There were several people posing to collect money and others just spotting a photo opportunity while out for a stroll. Here's one of each. I was interested in both.

The Invisible Men. - Rome

The Invisible Men. - Rome

Charming family picture. - Rome

Charming family picture. - Rome

Here is where we stayed in Rome.

Mercure Roma Corso Trieste: Good location.

We got to this hotel by taking the train to the metro Agnese Annibaliano Station. The hotel was around 10 minutes walk from the metro. Go out via the escalator. Walk straight on. After crossing the road in front of you, go left past a permanently closed convenience store. After 8 minutes or so turn right onto Via Gradisca. Staff at the hotel spoke good English and were very pleasant and friendly. Check in was quick and efficient. We were given free city maps and a room key each. Our room was clean and comfortable. We had 2 free bottles of water each day. Tea and coffee making facilities were provided in the room and replaced daily. The room had a room safe but it didn't work, so we left valuables in a safe deposit box at reception. We did not eat breakfast at the hotel. The hotel provided free WiFi which worked well. Computers and printers were available downstairs. There were plenty of good restaurants in the area around the hotel. There was also a supermarket near the metro, walking away from the hotel direction. Near here we visited Villa Torlonia,­ former residence of Mussolini, which we enjoyed. There was also a nearby church, catacombs and interesting architectural district which we did not have time to see. The area the hotel was located in was interesting, uncrowded and peaceful. I would happily stay here again. It is easy to get into Rome's main tourist sights from here via metro. You are already on line B and can go straight to the Colosseum or Circus Maximus Stations. Unique Qualities: Nice quiet neighbourhood with uncrowded sights and good restaurants.

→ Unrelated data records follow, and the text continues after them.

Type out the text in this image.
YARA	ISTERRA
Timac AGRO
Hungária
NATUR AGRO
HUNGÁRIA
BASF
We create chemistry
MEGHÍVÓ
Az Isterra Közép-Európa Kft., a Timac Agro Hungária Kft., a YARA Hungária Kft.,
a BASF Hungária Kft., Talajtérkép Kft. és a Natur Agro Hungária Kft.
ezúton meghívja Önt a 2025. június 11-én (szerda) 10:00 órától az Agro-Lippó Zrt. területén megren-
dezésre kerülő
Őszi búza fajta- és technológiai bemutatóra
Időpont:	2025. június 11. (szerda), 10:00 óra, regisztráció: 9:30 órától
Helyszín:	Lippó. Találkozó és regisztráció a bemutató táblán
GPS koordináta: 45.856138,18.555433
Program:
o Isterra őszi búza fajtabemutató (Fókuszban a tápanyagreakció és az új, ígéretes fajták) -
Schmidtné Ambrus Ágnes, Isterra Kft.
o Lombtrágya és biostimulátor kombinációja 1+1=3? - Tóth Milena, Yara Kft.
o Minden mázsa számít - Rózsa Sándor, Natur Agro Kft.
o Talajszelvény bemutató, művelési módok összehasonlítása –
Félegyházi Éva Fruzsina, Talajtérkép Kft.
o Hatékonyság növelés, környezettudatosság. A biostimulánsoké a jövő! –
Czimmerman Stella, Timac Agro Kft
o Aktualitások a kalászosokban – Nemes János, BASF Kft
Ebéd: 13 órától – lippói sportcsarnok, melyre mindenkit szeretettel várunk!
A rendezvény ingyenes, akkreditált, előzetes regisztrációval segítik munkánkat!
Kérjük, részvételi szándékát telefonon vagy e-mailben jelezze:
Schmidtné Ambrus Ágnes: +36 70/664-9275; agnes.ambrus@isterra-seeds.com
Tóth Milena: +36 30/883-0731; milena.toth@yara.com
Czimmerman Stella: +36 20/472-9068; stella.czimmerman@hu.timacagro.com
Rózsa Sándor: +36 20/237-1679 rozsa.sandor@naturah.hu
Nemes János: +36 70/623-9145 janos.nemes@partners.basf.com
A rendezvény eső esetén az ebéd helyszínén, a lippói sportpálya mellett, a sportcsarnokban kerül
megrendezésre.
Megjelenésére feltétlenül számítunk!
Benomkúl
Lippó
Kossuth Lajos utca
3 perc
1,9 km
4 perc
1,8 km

Best Western Blu Hotel: Friendly hotel.

We stayed in this hotel for 2 nights. To get there we took the metro to Tiburtina Station. Exit the station at the bus station, walk straight ahead towards the main road, go left on a road across the train lines. When you reach the houses past the station, cross the road and go straight down past the self service restaurant. Be careful, you run out of pavement for a while. The hotel is on the right hand side about 15 minutes walk from the station. You can also get here on bus 409 from the station. It is the 4th stop. The hotel staff were very pleasant, helpful and friendly. They spoke good English. Check in was quick and efficient. We were given a map of the area. Our room was clean, quiet and comfortable. We had 4 bottles of water in the fridge but they cost 2.5 Euro each. They were cheaper from the machine downstairs. We had a room safe. Kettles were available on request. We had our own so did not bother. Breakfast was very good. It consisted of coffee from a self­-service machine or freshly made on request, tea, juices, water, bacon, scrambled egg, boiled egg, toast, bread, rolls, cheese, cold meat, salad, cereal, yoghurt and cakes. I was very impressed. Getting into the centre was easy from Tiburtina. The only thing was the walk to the station was not so nice ­ busy roads, lots of traffic, but then there was always the bus. Check out was quick and efficient and they stored our bags for us, too. Free WiFi with good connectivity was provided. I would stay here again. Oh, there were some restaurants near the hotel and one in the hotel but we did not try them.